The receiving corps took a hit with graduation, and T.J. Porter was expected to contribute, but he has had off-field problems, leaving the team twice this fall before returning. Reports came in that the highly touted receiver couldn't get off the line in press coverage against defensive back Darrelle Revis. However, Wannstedt claims it was not football related. Porter did return against the Bearcats, and caught one pass. Pitt instead has turned to wideouts Derek Kinder and Oderick Turner, both of whom came through with 78-yard and 72-yard touchdown receptions respectively against the Cavaliers. Kinder added two more long touchdown receptions against Cincy of 80-yards, and 55-yards. Turner added a 15-yard touchdown reception himself in game two.

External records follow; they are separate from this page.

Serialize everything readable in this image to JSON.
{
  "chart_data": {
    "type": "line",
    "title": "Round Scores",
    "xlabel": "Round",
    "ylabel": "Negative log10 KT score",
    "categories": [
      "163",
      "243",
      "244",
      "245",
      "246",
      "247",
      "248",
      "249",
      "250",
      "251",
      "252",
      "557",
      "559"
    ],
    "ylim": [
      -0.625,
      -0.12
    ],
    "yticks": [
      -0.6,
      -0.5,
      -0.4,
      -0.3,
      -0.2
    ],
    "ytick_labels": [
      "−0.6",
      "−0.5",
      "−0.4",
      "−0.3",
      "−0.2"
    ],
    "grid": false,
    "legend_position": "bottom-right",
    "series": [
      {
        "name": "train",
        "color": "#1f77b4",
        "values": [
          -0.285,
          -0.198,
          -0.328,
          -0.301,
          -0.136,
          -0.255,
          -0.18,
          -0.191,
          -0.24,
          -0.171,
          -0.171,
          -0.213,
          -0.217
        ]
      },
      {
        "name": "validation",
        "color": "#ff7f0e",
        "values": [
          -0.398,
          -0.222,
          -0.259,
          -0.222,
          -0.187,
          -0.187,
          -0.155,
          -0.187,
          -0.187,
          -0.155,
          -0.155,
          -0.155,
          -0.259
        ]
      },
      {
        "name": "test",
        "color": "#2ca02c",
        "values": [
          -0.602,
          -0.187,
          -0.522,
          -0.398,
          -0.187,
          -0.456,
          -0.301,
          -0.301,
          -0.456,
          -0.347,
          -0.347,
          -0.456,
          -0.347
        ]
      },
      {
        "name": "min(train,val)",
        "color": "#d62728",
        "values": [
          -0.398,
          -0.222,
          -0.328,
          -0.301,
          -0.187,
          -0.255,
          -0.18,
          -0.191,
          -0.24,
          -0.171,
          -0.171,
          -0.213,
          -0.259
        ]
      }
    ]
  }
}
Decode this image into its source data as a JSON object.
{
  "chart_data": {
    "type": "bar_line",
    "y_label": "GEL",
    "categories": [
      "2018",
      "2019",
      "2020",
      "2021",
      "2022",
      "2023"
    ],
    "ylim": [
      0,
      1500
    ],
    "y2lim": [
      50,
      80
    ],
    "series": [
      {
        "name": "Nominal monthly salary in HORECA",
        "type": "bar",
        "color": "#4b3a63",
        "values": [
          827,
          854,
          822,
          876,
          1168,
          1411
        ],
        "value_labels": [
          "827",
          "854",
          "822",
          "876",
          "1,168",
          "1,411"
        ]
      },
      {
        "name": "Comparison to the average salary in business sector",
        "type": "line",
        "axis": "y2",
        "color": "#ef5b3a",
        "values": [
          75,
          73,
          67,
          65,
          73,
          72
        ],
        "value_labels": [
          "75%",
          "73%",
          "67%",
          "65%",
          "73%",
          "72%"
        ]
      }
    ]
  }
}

So, although a bit thin at receiver, they have been productive. Greg Lee is gone from last year as their deep threat, but the trio of Marcel Pestano, Oderick Turner, and Derek Kinder combined for ten catches, 198-yards and two touchdowns against Virginia and had 224-yards and three more scores against the Bearcats.
Kinder is considered the most dependable and consistent of this group by far. Tight End Darrell Strong is solid, and is a good target at 6-foot-6. He had three catches for 30-yards against Virginia, including a spectacular grab that he made over a Cavalier safety and a touchdown reception on a misdirection play. The return of wide out Joe Delasardo after a recent two week suspension should help this group as well.
We won't lie, there is no one on the field to compare to recent Pitt and Biletnikoff winners Antonio Bryant and Larry Fitzgerald. However, this group is coming on, Kinder has become dangerous, and if if recent success is any indication, they will be just fine.
Wannstedt wants to play four running backs this year, but is counting first and foremost on the solid contributions of two, Larod Stephens-Howling, who scampered for 58-yards on 17 carries and who caught two passes for 37-yards before being sidelined with an ankle injury against Virginia, and Shane Brooks.
Brooks won a backup role in a key fall scrimmage with a 13-carry, 92-yard, and two touchdown effort. In the opener against the Cavaliers he rushed for 45-yards on nine carries. Brooks also has deceiving speed on the perimeter and was the primary ball toter against the Bearcats and had 79-yards on 22-carries.
Also in the mix is super phenom Dorin Dickerson who has been slowed by an ankle injury, and another highly touted youngster, Kevin Collier. Especially effective against Virginia was the draw play, something the Spartans will have to be aware of. Stephens-Howling sat out against Cincy and his status for MSU is yet to be determined.
Something that could help MSU is that Pitt has the propensity for fumbling the football. Last year Pitt turned the ball over quite a bit on the ground, and lost all three fumbles they had against Cincy, including some botched punt returns that gave the Bearcats some temporary life. Jarring the ball loose should be a priority for MSU.
The offensive line was a glaring weakness last year as they generated only 3.2 yards per carry on the ground, and allowed Palko to be harrassed throughout games. Part of that was due to injuries, and the fact that a set line-up was not settled until late season as they rotated in different combinations. However, once they settled on a regular line-up the last part of the year, they played much better.
Now, four of those five starters return, and the new starter is prized JUCO recruit Jeff Otah, a 6-foot-6 340-pound behemoth, so the expectations are much higher. They were much improved against Virginia, allowing only one sack and opening holes for the ground attack.
McGlynn came under heavy criticism for poor play at times last year. This should be an advantage for MSU as the Panthers struggled some against Cincy in pass protection. They didn't give up sacks, but Palko was hurried all night.